第8話

「マスター、いよいよですね!」


 あゆみは、既にクタクタの俺に鞭を打つように言った。福引きのことである。確かにこれが目的だった。もう充分に元が取れたように思うのだが、年に1回のことだし、勝負しない手はない。


「良いですか、2等狙いですよ」


 2等は20万円相当の大型テレビ。家にあるものよりもひと回り大きい。金魚達には1等の『旅行券どドンと40万円分』より価値が高いらしい。赤い玉を出せば良い。


「よしっ」


 ハンドルを握る手に、力が入る。1回目と2回目は、白い玉。ハズレである。そして3回目。


 ーガラガラ、ポンー


 出てきたのは、青い玉。


「おめでとう!」


 カランコロンとベルが鳴り、商店街の会長が、高らかに当選を宣言する。3等賞だった。受け取ったのは、商店街で使える商品券、10万円分。惜しい。もう少しで、テレビに手が届く。しかし、あゆみは容赦ない。


「マスター、下手過ぎます。へなちょこのウスラトンカチのアンポンタンですね」


 あゆみに罵られて、そんなに言うなら自分でやってよと言いたい気持ちに、少しだけ嬉しい気持ちが混ざった。こんなのは生まれて初めてだ。このままさらに続けられたら、もしかすると何かが目覚めたかもしれない。しかし、あゆみの次の一言は、至極まともなものだった。


「良いですか、もっと肩の力を抜いて、ゆっくり回すんです」


 どこかで聞いたことがある。ガラガラの玉は、色によって大きさや重さが違い、上位の玉は軽くて大きいから力一杯回すと出にくいのだと。だからゆっくり回すのがコツなのだ。それを思い出した。福引所には、そんな雑学を一瞬で忘れ去らせてしまう雰囲気があるのだが、今の俺は違う。あゆみの一言で目が覚めた。深呼吸し、肩の力を抜いて、優しく握り直した。4回目。これが最後。


 ーガラガラ、ガラガラ、ポンー


「おっ、おめでとうございます! 『旅行券どドンと40万円分』!」


 さっきよりも盛大にベルが鳴らされる。出てきた玉は、黄金色をしていた。俺は歓喜し興奮した。会長と抱き合い、ハイタッチした。あゆみが、またも俺に幸せをもたらしてくれた。だが、その幸せな気持ちを消し飛ばしたのもあゆみだった。
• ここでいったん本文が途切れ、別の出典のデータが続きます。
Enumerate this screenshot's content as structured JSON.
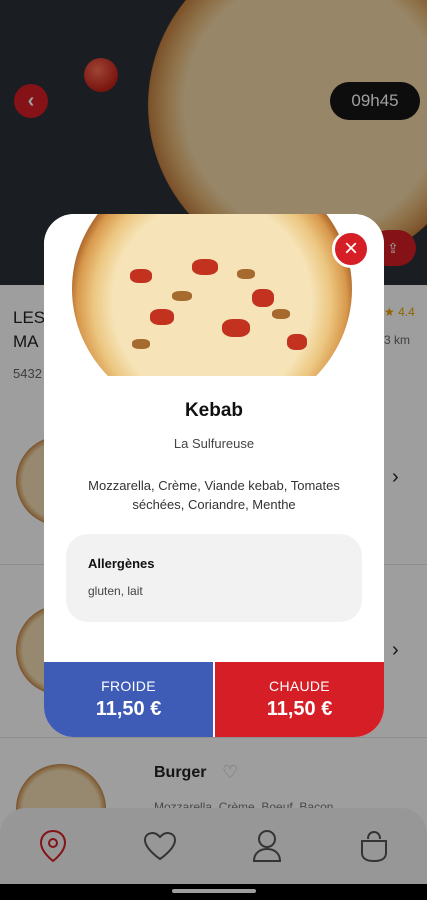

「サイッテーです。やはりマスターは、駄目駄目のボケナスの単細胞でしたか」

「えっ……?」

「はいっ……?」


 俺だけでなく会長も唖然とし、目を丸くした。


「テレビは2等ですよ。赤ですよ。旅行券なんて、誰も欲しがりませんよ」

「そうなの?」

「そう、だよね」


 どこか納得できない気持ちを抑えて、会長も俺もお互いに申し訳ない素振りを見せつつ、目録を受け渡しした。
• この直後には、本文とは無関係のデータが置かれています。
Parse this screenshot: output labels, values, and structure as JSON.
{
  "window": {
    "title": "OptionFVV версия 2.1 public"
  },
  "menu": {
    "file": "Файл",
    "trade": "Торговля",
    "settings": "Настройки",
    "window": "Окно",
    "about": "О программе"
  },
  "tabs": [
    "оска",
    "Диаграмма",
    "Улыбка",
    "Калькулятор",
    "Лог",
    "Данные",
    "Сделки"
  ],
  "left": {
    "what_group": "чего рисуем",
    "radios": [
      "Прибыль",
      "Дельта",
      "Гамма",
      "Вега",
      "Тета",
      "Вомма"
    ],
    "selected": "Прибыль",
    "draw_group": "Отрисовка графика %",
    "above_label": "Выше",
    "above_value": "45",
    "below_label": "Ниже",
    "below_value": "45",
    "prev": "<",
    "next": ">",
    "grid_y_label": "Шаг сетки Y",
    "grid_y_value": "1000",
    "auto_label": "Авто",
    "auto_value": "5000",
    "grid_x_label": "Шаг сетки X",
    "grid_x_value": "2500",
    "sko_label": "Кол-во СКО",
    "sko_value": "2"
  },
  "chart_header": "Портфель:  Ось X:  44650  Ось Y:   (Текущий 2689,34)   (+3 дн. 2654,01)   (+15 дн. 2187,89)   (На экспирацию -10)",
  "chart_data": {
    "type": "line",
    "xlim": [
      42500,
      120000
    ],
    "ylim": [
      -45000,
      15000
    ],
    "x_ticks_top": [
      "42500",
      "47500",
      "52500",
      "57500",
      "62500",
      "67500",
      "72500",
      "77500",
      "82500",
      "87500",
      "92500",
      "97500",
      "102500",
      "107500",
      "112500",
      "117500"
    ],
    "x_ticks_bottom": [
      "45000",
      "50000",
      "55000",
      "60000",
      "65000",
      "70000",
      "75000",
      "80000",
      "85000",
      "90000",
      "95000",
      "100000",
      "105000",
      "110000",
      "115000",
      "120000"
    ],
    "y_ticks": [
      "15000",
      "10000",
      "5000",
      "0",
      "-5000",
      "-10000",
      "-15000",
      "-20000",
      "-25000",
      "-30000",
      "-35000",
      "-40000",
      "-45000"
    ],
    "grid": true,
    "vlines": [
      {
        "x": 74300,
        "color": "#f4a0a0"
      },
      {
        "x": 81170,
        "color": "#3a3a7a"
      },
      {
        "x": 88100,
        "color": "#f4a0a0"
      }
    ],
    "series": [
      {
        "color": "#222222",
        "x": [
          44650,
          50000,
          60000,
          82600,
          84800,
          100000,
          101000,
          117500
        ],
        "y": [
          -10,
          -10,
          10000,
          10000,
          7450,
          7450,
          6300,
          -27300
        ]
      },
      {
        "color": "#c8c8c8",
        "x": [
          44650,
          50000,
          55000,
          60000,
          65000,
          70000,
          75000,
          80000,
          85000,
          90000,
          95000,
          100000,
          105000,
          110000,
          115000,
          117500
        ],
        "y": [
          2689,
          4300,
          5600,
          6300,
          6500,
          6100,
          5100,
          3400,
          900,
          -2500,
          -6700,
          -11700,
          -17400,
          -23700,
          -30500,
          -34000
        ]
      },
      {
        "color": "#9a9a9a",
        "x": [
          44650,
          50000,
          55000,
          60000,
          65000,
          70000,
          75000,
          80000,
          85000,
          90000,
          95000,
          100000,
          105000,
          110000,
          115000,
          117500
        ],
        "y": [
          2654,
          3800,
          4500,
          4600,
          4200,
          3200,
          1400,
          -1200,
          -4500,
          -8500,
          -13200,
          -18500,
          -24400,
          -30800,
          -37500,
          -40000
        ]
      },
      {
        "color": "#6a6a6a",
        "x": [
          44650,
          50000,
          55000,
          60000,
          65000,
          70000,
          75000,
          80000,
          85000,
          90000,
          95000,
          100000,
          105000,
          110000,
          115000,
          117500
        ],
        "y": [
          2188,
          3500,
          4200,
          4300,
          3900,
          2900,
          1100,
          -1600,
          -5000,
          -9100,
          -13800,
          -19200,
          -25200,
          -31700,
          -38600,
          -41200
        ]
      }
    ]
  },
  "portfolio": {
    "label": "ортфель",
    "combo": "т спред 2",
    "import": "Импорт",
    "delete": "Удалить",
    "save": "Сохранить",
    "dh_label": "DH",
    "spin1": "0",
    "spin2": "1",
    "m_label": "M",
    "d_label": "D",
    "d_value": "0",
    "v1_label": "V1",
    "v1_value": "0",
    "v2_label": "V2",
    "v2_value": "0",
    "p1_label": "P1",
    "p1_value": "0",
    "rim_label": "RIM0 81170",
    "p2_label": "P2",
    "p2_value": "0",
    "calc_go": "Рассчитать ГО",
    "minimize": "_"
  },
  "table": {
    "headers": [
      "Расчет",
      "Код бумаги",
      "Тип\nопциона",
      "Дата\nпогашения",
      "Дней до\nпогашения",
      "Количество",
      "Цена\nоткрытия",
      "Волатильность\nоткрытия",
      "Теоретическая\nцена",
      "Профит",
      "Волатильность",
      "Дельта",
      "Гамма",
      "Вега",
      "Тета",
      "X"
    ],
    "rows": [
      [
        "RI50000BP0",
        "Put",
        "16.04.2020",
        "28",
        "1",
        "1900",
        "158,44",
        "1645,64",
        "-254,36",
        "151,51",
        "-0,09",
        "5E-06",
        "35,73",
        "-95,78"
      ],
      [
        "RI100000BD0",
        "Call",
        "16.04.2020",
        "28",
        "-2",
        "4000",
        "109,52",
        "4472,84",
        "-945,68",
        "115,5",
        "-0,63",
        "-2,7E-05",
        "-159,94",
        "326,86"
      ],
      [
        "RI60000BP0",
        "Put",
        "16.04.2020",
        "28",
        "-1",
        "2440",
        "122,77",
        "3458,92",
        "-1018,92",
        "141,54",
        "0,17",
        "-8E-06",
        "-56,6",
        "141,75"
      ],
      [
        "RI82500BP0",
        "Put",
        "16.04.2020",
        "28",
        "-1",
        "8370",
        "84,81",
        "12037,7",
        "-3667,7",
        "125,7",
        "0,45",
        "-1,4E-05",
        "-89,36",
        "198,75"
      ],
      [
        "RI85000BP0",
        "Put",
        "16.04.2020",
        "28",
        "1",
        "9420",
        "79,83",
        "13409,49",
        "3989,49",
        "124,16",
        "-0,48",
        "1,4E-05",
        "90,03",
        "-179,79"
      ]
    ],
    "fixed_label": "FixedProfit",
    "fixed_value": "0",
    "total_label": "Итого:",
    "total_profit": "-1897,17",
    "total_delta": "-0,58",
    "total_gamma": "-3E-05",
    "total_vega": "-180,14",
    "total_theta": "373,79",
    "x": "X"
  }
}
「もうちょっと、喜んでくれても良いんじゃないの? 1等なんだから」

「そうですよね。俺もそう思います」


 会長も俺も苦笑いで、奇妙な授与式となった。


「なんなら、交換しようか? 2等と!」

「いいえ、負けは負けです。もう1回というなら話は別ですけどね」


 あゆみは端正な顔でクールにきっぱり気を使うこともなく平然と、1等を負けと言い放った。女子受けするのはこういうさっぱりとした物言いによるのだろう。それで吹っ切れたのが会長だった。


「わっはははは、だったら1回、おまけするよ」


 各店舗で山ほどおまけを貰い、福引所でも1回分のおまけをしてくれる。俺が1人で来ていたら多分こうはならないだろう。この商店街は、かわいい女の子に弱いらしい。


「そういうことなら、最後は私が回します」


 そう言って、あゆみはガラガラを握る。腕に力が入っているのが分かる。


「あゆみ、ゆっくり、ゆっくり」


 そんな俺の声を聞いていないようだ。あゆみは思いっきりガラガラを回した。


 ーガラガラ、ポンー


 コロコロと転がったのは、赤い玉だった。


「おっ、おみごとー!」


 会長はまたも目を丸くしながら、今まで以上に盛大にベルを鳴らした。そして、俺にしたのと同じように、あゆみと抱き合おうとした。しかしあゆみはそれをひょいとかわし俺のところに来た。


「マスター、やりましたよ、私!」


 いつもより1オクターブ高い声で、目に薄っすらと涙を浮かべ、歓喜のまま抱き合おうと、俺を誘った。


「すごいよ、本当に! あゆみ、すごいよ!」


 俺はあゆみに声をかけ、あゆみの誘いに乗り、がっしりと抱き合った。そして、抱き合ったまま、言葉を交わした。


「皆も喜ぶよ」

「うんっ」


 いつの間にか集まっていた商店街のお客さん達からは、割れんばかりの拍手が巻き起こった。俺はお客さん達にあゆみの顔を見せ、その左腕を高々とあげた。より一層の拍手に包まれた。そのあと、あゆみは何度もお客さん達にお辞儀をしていた。